15.3.14

Analgésico

Enquanto nossas carnes se chocam com alguma ternura, sinto sua perna direita tremer uma vez.

Puxo teu cabelo e com a outra mão aperto tua bunda, que agora me é o horizonte.

Com o nariz apontando pra cima, você deixa escapar um gemido abafado. Nunca estive tão dentro de você.

Teu cheiro doce flutua no ar.

Vejo a nuca e uma longa gota de suor escorre por ela.

O Sol invade pela janela e a luz gruda no teu corpo.

De leve, com a ponta dos dedos, percorro a cordilheira que é sua coluna.

Com uma caneta que não existe, ligo com retas todas as pintas das suas costas.

A gente se consome num silêncio acalentador. Não existe a necessidade pro afago dito. Nossos sexos nos bastam.

O relógio pregado na parede. Os ponteiros no chão. Outro gemido. Agora mais alto, mais de dentro.

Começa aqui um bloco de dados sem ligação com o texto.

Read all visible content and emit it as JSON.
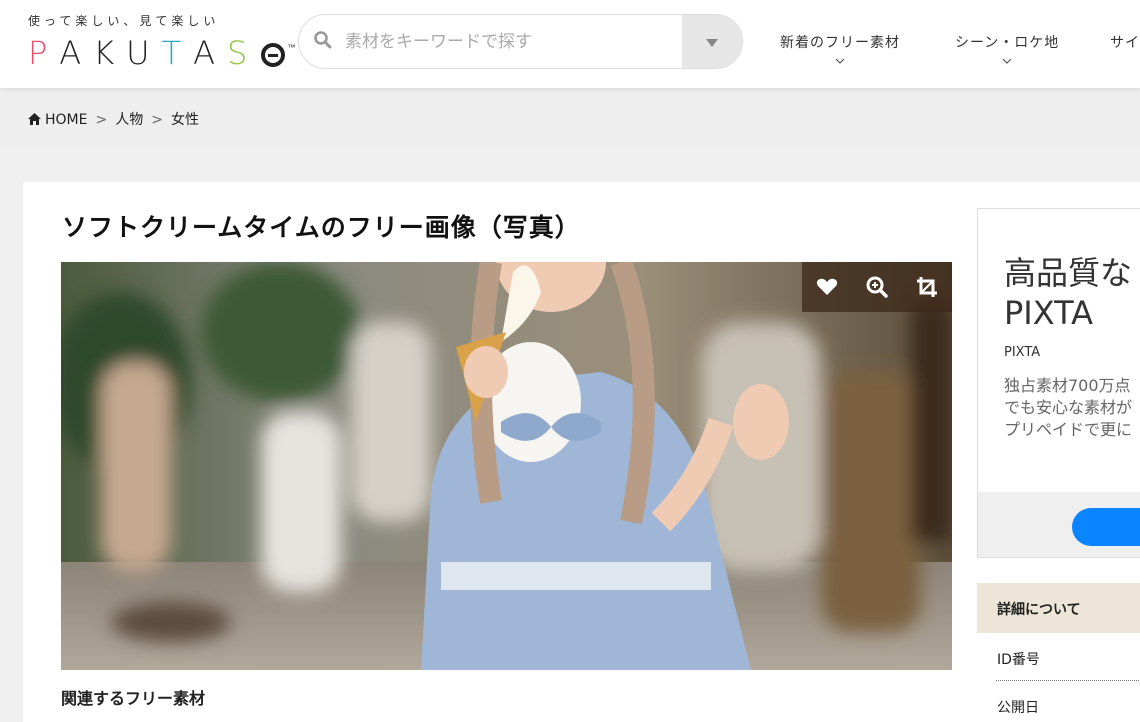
{
  "header": {
    "tagline": "使って楽しい、見て楽しい",
    "logo_letters": [
      "P",
      "A",
      "K",
      "U",
      "T",
      "A",
      "S"
    ],
    "logo_colors": [
      "#e94f6a",
      "#222222",
      "#222222",
      "#222222",
      "#2aa6c8",
      "#222222",
      "#8cc63f"
    ],
    "logo_tm": "™",
    "search": {
      "placeholder": "素材をキーワードで探す",
      "icon": "search-icon",
      "dropdown_icon": "caret-down-icon"
    },
    "nav": [
      {
        "label": "新着のフリー素材",
        "icon": "chevron-down-icon"
      },
      {
        "label": "シーン・ロケ地",
        "icon": "chevron-down-icon"
      },
      {
        "label": "サイ",
        "icon": "chevron-down-icon"
      }
    ]
  },
  "breadcrumb": {
    "items": [
      "HOME",
      "人物",
      "女性"
    ],
    "separator": "＞",
    "home_icon": "home-icon"
  },
  "main": {
    "title": "ソフトクリームタイムのフリー画像（写真）",
    "photo_tools": [
      "heart-icon",
      "zoom-in-icon",
      "crop-icon"
    ],
    "related_heading": "関連するフリー素材"
  },
  "sidebar": {
    "ad": {
      "title_line1": "高品質な",
      "title_line2": "PIXTA",
      "source": "PIXTA",
      "desc_line1": "独占素材700万点",
      "desc_line2": "でも安心な素材が",
      "desc_line3": "プリペイドで更に",
      "button_color": "#0b84ff"
    },
    "details": {
      "heading": "詳細について",
      "rows": [
        "ID番号",
        "公開日"
      ]
    }
  }
}
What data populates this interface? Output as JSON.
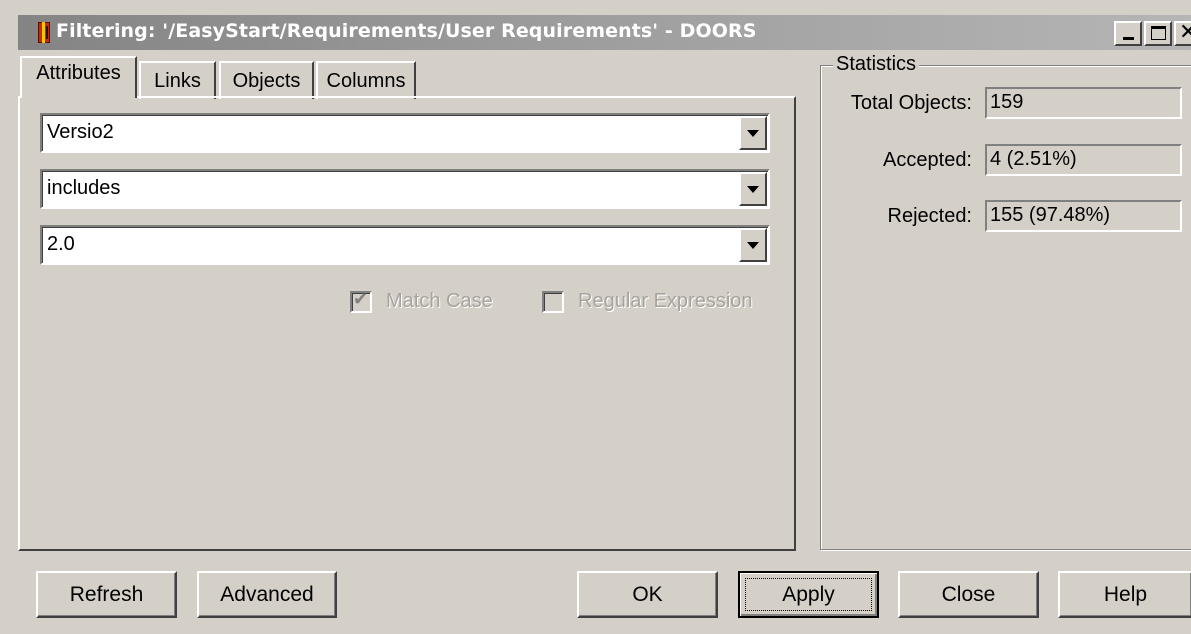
{
  "window": {
    "title": "Filtering: '/EasyStart/Requirements/User Requirements' - DOORS",
    "app_icon": "doors-app-icon",
    "controls": {
      "minimize": "minimize-icon",
      "maximize": "maximize-icon",
      "close": "close-icon",
      "close_glyph": "✕"
    }
  },
  "tabs": [
    {
      "label": "Attributes",
      "active": true
    },
    {
      "label": "Links",
      "active": false
    },
    {
      "label": "Objects",
      "active": false
    },
    {
      "label": "Columns",
      "active": false
    }
  ],
  "filter": {
    "attribute": "Versio2",
    "condition": "includes",
    "value": "2.0",
    "match_case": {
      "label": "Match Case",
      "checked": true,
      "enabled": false,
      "mark": "✔"
    },
    "regular_expression": {
      "label": "Regular Expression",
      "checked": false,
      "enabled": false
    }
  },
  "statistics": {
    "title": "Statistics",
    "total_label": "Total Objects:",
    "total_value": "159",
    "accepted_label": "Accepted:",
    "accepted_value": "4 (2.51%)",
    "rejected_label": "Rejected:",
    "rejected_value": "155 (97.48%)"
  },
  "buttons": {
    "refresh": "Refresh",
    "advanced": "Advanced",
    "ok": "OK",
    "apply": "Apply",
    "close": "Close",
    "help": "Help"
  },
  "colors": {
    "dialog_bg": "#d4d0c8",
    "titlebar_inactive": "#9c9c9c",
    "disabled_text": "#a6a39c"
  }
}
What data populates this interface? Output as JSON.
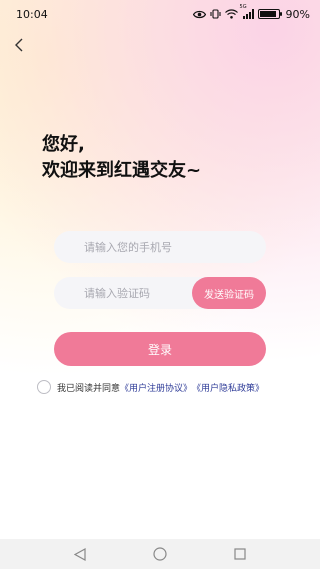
{
  "status_bar": {
    "time": "10:04",
    "network_label": "5G",
    "battery": "90%",
    "battery_level": 0.9
  },
  "header": {
    "back_icon": "back-chevron-icon"
  },
  "welcome": {
    "line1": "您好,",
    "line2": "欢迎来到红遇交友~"
  },
  "form": {
    "phone_placeholder": "请输入您的手机号",
    "code_placeholder": "请输入验证码",
    "send_code_label": "发送验证码",
    "login_label": "登录"
  },
  "agreement": {
    "prefix": "我已阅读并同意",
    "user_agreement": "《用户注册协议》",
    "privacy_policy": "《用户隐私政策》"
  },
  "nav": {
    "back_icon": "nav-back-icon",
    "home_icon": "nav-home-icon",
    "recents_icon": "nav-recents-icon"
  },
  "colors": {
    "accent": "#f07a98",
    "link": "#2f3c98"
  }
}
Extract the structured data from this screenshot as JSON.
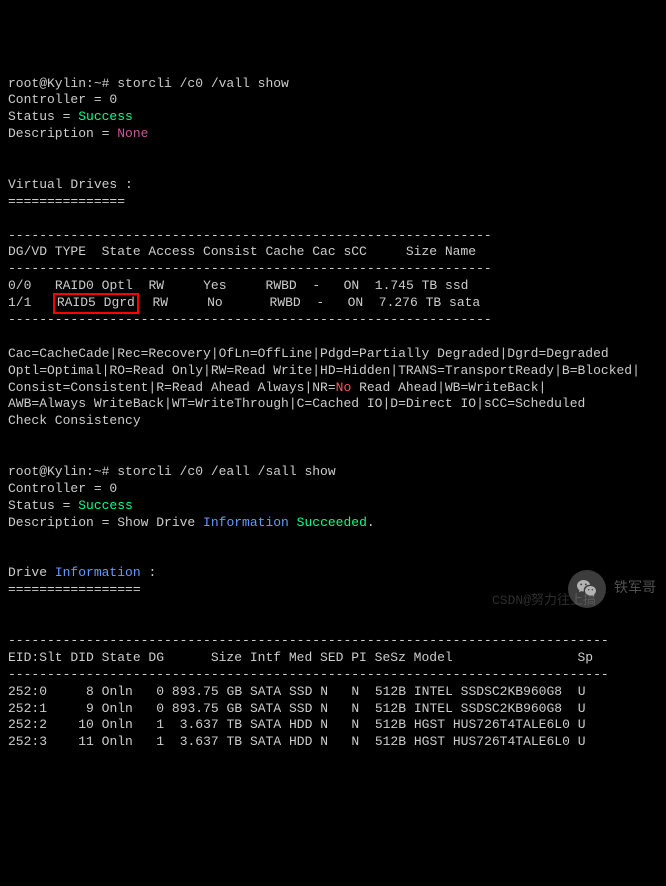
{
  "cmd1": {
    "prompt": "root@Kylin:~# ",
    "command": "storcli /c0 /vall show",
    "controller_label": "Controller = ",
    "controller_val": "0",
    "status_label": "Status = ",
    "status_val": "Success",
    "desc_label": "Description = ",
    "desc_val": "None"
  },
  "vd_section": {
    "title": "Virtual Drives :",
    "divider": "===============",
    "header": "DG/VD TYPE  State Access Consist Cache Cac sCC     Size Name",
    "dashline": "--------------------------------------------------------------",
    "rows": [
      {
        "dgvd": "0/0",
        "type": "RAID0",
        "state": "Optl",
        "access": "RW",
        "consist": "Yes",
        "cache": "RWBD",
        "cac": "-",
        "scc": "ON",
        "size": "1.745 TB",
        "name": "ssd"
      },
      {
        "dgvd": "1/1",
        "type": "RAID5",
        "state": "Dgrd",
        "access": "RW",
        "consist": "No",
        "cache": "RWBD",
        "cac": "-",
        "scc": "ON",
        "size": "7.276 TB",
        "name": "sata"
      }
    ]
  },
  "legend": {
    "l1": "Cac=CacheCade|Rec=Recovery|OfLn=OffLine|Pdgd=Partially Degraded|Dgrd=Degraded",
    "l2": "Optl=Optimal|RO=Read Only|RW=Read Write|HD=Hidden|TRANS=TransportReady|B=Blocked|",
    "l3a": "Consist=Consistent|R=Read Ahead Always|NR=",
    "l3b": "No",
    "l3c": " Read Ahead|WB=WriteBack|",
    "l4": "AWB=Always WriteBack|WT=WriteThrough|C=Cached IO|D=Direct IO|sCC=Scheduled",
    "l5": "Check Consistency"
  },
  "cmd2": {
    "prompt": "root@Kylin:~# ",
    "command": "storcli /c0 /eall /sall show",
    "controller_label": "Controller = ",
    "controller_val": "0",
    "status_label": "Status = ",
    "status_val": "Success",
    "desc_label": "Description = Show Drive ",
    "desc_info": "Information",
    "desc_succ": " Succeeded",
    "desc_end": "."
  },
  "drive_section": {
    "title_a": "Drive ",
    "title_b": "Information",
    "title_c": " :",
    "divider": "=================",
    "dashline": "-----------------------------------------------------------------------------",
    "header": "EID:Slt DID State DG      Size Intf Med SED PI SeSz Model                Sp",
    "rows": [
      {
        "eidslt": "252:0",
        "did": "8",
        "state": "Onln",
        "dg": "0",
        "size": "893.75 GB",
        "intf": "SATA",
        "med": "SSD",
        "sed": "N",
        "pi": "N",
        "sesz": "512B",
        "model": "INTEL SSDSC2KB960G8",
        "sp": "U"
      },
      {
        "eidslt": "252:1",
        "did": "9",
        "state": "Onln",
        "dg": "0",
        "size": "893.75 GB",
        "intf": "SATA",
        "med": "SSD",
        "sed": "N",
        "pi": "N",
        "sesz": "512B",
        "model": "INTEL SSDSC2KB960G8",
        "sp": "U"
      },
      {
        "eidslt": "252:2",
        "did": "10",
        "state": "Onln",
        "dg": "1",
        "size": "3.637 TB",
        "intf": "SATA",
        "med": "HDD",
        "sed": "N",
        "pi": "N",
        "sesz": "512B",
        "model": "HGST HUS726T4TALE6L0",
        "sp": "U"
      },
      {
        "eidslt": "252:3",
        "did": "11",
        "state": "Onln",
        "dg": "1",
        "size": "3.637 TB",
        "intf": "SATA",
        "med": "HDD",
        "sed": "N",
        "pi": "N",
        "sesz": "512B",
        "model": "HGST HUS726T4TALE6L0",
        "sp": "U"
      }
    ]
  },
  "watermark": {
    "text1": "铁军哥",
    "text2": "CSDN@努力往上搞"
  }
}
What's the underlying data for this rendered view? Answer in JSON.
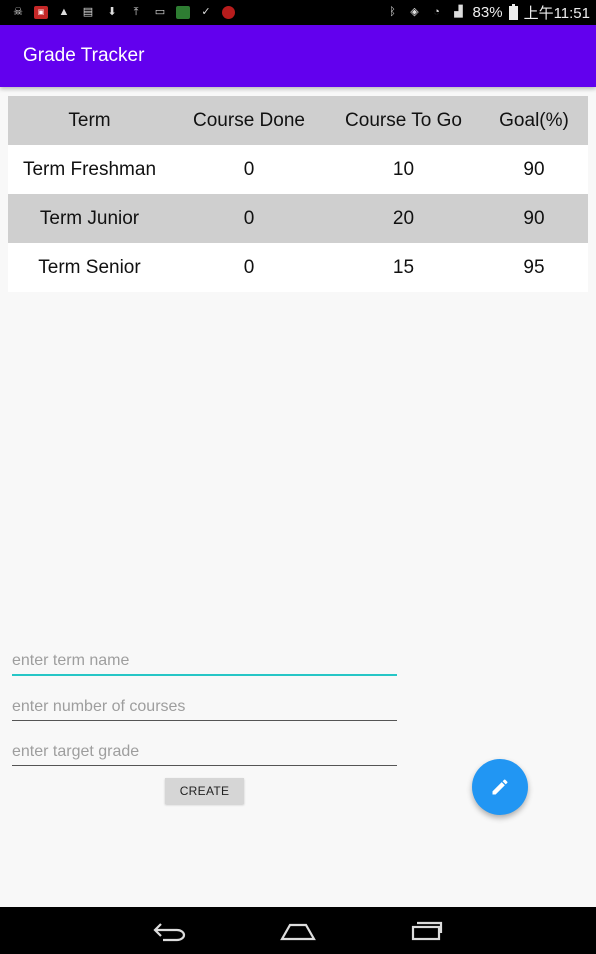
{
  "status_bar": {
    "battery": "83%",
    "time": "上午11:51",
    "icons": [
      "usb-debug-icon",
      "notification-icon",
      "warning-icon",
      "message-icon",
      "wifi-download-icon",
      "upload-icon",
      "image-icon",
      "app-icon",
      "download-done-icon",
      "app-red-icon"
    ]
  },
  "app_bar": {
    "title": "Grade Tracker",
    "color": "#6200ee"
  },
  "table": {
    "headers": [
      "Term",
      "Course Done",
      "Course To Go",
      "Goal(%)"
    ],
    "rows": [
      [
        "Term Freshman",
        "0",
        "10",
        "90"
      ],
      [
        "Term Junior",
        "0",
        "20",
        "90"
      ],
      [
        "Term Senior",
        "0",
        "15",
        "95"
      ]
    ]
  },
  "form": {
    "term_name_placeholder": "enter term name",
    "courses_placeholder": "enter number of courses",
    "grade_placeholder": "enter target grade",
    "create_label": "CREATE"
  },
  "fab": {
    "icon": "pencil-icon",
    "color": "#2196f3"
  },
  "nav": {
    "icons": [
      "back-icon",
      "home-icon",
      "recents-icon"
    ]
  }
}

Enquanto te preencho, o vazio no meu peito também se enche.

Aquela minha dor não existe mais. Você é meu analgésico.

Num gozo sem anestesia, despenco sedado na cama.

Você ri, louca.

E monta no meu pau, ainda duro. Te sinto quente e mais toda aquela umidade.

Gosto de sentir cada um dos teus joelhos apertando minhas costelas trincadas.

Está na hora de outra dose. Você me cuida com zelo e dedicação.


Você é minha médica. Minha cura e minha doença.

E toda essa vida?

Que acontece meio morta, dentro das casas.

A foda abafada. No quarto do lado. Pro marido não perceber.
A punheta sofrida. No banheiro frio. Pelos e gotas de mijo por todo canto.

Sangue na rua. O asfalto ferve.

A água quente saindo da torneira fria. O videogame ligado, a criança sorrindo. Ela perdeu tão pouco ainda.

E as brigas. As brigas. As brigas.
O murro na parede. O roxo nas falanges.
Ela trancada no quarto. Ela trancada no banheiro. Ela chorando no banheiro. Ela se fodendo no banheiro.

O cachorro monta a cadela no cio. Os dois com a língua pra fora. A casinha dele é de plástico, cinza. O guardinha, ao fundo, ajeita o saco na cueca. A grama já não cresce direito. É terra e poeira no ar.

A TV ligada e a gente esquece quem é. A gente esquece o que tinha pra falar. A gente esquece que tinha que trepar. A gente esquece que tinha que viver.

Dentro do carro, a mão dentro do sutiã. O seio tem aquela textura mais macia de pele. A mão dentro da calcinha. E os dois dedos mais sortudos. Pau duro e o jeans fica apertado. Quem passa por eles, inveja.

No armário, não tem comida. Na geladeira, não tem bebida. Não tem mais nada.

O sol a pino. O corredor desliza no piche preto. A camiseta molhada grudada no corpo. O rosto vermelho e grande.

A louça na pia fede. O gato fede. O tapete fede. A água fede.


Uma parede de som e cheiro. Eu atravesso. E tem toda essa vida aqui fora.